Step 5: Determining the Maximum Value of $\,\left| z \right|$

• What: Substitute back $|z|$ for $x$ and consider the fundamental property that a modulus must be non-negative.
• Why: The modulus of a complex number, by definition, must be greater than or equal to zero. The lower bound obtained from the quadratic inequality, $1 - \sqrt{5}$, is a negative value (since $\sqrt{5} \approx 2.236$ so $1 - \sqrt{5} \approx -1.236$). Therefore, while the mathematical solution to the inequality includes negative values, the physical meaning of $|z|$ restricts it to non-negative values.
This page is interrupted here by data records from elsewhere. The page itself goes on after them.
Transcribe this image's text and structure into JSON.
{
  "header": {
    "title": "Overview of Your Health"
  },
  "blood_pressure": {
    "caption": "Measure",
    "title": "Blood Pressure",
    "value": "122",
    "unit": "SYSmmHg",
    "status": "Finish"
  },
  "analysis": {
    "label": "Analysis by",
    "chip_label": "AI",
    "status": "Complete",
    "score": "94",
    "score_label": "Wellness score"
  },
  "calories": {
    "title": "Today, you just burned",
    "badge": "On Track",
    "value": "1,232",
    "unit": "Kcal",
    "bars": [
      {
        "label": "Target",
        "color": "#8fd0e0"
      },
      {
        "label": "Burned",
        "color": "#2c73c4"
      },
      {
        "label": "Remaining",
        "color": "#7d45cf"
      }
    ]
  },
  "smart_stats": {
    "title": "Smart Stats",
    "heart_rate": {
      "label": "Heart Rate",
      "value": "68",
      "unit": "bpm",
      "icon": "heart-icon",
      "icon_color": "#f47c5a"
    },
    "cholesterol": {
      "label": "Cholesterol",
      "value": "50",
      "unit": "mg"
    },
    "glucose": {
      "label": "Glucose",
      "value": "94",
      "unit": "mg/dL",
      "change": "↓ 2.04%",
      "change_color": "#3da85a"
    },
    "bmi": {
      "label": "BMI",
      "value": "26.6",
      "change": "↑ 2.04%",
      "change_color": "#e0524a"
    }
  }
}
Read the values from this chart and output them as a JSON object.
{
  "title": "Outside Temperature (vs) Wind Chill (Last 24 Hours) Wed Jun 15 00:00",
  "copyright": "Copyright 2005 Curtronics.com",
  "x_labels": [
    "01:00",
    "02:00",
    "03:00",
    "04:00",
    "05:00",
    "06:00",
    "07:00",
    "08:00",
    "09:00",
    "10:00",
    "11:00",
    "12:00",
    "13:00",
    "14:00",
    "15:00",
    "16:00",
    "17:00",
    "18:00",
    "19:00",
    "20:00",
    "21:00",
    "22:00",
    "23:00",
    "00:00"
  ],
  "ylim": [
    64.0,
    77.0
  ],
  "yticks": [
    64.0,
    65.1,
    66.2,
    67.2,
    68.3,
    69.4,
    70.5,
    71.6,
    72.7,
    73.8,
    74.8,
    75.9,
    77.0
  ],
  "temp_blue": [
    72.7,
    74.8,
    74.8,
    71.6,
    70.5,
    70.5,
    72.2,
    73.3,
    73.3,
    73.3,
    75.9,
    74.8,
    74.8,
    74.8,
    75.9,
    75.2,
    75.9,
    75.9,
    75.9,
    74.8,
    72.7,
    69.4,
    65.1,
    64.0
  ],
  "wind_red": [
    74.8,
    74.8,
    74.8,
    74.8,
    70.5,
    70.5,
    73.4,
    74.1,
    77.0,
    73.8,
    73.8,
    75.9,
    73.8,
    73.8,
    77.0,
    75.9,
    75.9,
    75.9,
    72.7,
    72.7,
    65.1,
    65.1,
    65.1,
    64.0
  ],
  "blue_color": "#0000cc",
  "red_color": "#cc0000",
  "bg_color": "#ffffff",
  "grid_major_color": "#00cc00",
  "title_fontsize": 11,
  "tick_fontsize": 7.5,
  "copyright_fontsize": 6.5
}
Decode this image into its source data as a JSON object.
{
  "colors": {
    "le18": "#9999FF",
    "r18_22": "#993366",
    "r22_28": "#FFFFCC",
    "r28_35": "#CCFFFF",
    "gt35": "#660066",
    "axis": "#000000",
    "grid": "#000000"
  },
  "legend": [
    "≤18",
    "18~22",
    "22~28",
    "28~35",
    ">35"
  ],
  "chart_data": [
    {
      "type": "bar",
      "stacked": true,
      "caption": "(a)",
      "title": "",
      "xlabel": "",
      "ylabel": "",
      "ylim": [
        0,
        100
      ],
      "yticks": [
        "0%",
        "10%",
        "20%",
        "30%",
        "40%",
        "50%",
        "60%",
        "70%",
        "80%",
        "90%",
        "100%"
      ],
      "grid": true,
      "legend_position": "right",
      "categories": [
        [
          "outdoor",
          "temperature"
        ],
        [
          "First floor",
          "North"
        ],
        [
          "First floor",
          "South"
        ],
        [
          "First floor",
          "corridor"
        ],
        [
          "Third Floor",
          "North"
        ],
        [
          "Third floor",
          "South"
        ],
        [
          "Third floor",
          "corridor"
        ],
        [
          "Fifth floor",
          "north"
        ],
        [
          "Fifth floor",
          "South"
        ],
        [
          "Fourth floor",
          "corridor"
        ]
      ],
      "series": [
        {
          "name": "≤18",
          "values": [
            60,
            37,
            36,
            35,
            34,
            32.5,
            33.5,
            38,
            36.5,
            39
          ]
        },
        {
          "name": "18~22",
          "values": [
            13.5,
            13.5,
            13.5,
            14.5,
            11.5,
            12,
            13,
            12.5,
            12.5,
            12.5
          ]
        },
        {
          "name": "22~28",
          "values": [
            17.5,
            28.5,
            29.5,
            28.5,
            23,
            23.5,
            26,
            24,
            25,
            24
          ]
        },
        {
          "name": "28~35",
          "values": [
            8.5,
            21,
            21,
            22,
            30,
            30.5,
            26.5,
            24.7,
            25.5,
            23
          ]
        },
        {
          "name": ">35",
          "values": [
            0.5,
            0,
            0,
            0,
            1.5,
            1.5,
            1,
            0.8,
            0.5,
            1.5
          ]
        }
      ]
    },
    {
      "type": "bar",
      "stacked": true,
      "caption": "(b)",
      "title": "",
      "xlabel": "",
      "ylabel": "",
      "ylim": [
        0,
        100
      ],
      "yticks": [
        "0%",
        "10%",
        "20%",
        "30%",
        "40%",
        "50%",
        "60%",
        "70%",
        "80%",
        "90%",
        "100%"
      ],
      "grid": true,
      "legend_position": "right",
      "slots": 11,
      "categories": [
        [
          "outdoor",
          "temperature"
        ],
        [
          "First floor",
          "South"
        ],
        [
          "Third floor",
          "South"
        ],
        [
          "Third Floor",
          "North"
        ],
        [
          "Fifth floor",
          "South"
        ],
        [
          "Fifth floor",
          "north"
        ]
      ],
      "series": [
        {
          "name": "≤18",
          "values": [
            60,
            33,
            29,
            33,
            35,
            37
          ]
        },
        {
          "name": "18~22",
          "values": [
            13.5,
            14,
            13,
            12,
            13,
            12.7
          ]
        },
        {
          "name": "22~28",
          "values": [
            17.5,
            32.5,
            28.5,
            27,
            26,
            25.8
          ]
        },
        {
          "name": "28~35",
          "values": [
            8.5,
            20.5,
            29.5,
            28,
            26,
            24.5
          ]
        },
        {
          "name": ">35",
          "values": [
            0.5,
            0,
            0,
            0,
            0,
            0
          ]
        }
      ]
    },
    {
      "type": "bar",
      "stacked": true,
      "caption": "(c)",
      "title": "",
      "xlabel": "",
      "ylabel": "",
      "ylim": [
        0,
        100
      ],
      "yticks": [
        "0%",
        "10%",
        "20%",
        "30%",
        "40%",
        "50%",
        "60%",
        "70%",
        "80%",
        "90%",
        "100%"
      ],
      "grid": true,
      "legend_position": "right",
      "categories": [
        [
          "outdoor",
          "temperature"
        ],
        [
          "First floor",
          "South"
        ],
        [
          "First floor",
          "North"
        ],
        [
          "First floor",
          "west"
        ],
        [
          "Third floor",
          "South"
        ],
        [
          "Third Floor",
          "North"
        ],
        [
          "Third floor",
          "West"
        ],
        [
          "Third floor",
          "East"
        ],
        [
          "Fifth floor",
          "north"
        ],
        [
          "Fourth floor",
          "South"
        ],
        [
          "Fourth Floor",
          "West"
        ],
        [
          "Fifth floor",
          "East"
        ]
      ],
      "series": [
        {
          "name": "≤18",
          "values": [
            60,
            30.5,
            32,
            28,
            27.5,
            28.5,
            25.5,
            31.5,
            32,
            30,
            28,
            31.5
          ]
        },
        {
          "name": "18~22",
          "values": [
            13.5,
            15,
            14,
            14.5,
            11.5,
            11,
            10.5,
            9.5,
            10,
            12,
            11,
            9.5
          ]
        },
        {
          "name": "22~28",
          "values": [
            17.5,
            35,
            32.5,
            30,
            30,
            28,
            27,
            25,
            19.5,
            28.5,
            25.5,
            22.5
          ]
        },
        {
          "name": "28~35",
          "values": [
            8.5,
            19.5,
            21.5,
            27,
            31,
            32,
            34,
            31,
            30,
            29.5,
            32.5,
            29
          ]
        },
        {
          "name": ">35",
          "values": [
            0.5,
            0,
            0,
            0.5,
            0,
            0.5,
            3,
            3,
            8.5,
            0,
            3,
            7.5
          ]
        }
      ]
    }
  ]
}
Substituting $|z|$ back: $1 - \sqrt{5} \le |z| \le 1 + \sqrt{5}$ Since $|z| \ge 0$ and $1 - \sqrt{5} < 0$, the effective lower bound for $|z|$ is 0. The valid range for $|z|$ is: $0 \le |z| \le 1 + \sqrt{5}$ From this range, it is clear that the maximum value of $|z|$ is $1 + \sqrt{5}$.

3. Common Mistakes & Tips

• Triangle Inequality Direction: Ensure you apply the triangle inequality correctly: $|z_1 + z_2| \le |z_1| + |z_2|$.
• Modulus Non-Negativity: Always remember that $|z| \ge 0$. This is crucial when interpreting the solution to the quadratic inequality.
• Algebraic Manipulation: Be careful with algebraic manipulations, especially when multiplying or dividing inequalities by variables. In this case, multiplying by $|z|$ was valid because we know $|z|$ is positive.

4. Summary

This problem utilizes the triangle inequality and the properties of complex number moduli to find the maximum possible value of $|z|$. By expressing $z$ in a convenient form, applying the triangle inequality, and solving the resulting quadratic inequality, we determine the range of possible values for $|z|$. Considering the non-negative nature of the modulus, we identify the maximum value as $1 + \sqrt{5}$.

5. Final Answer

The final answer is \boxed{\sqrt 5 + 1}, which corresponds to option (A).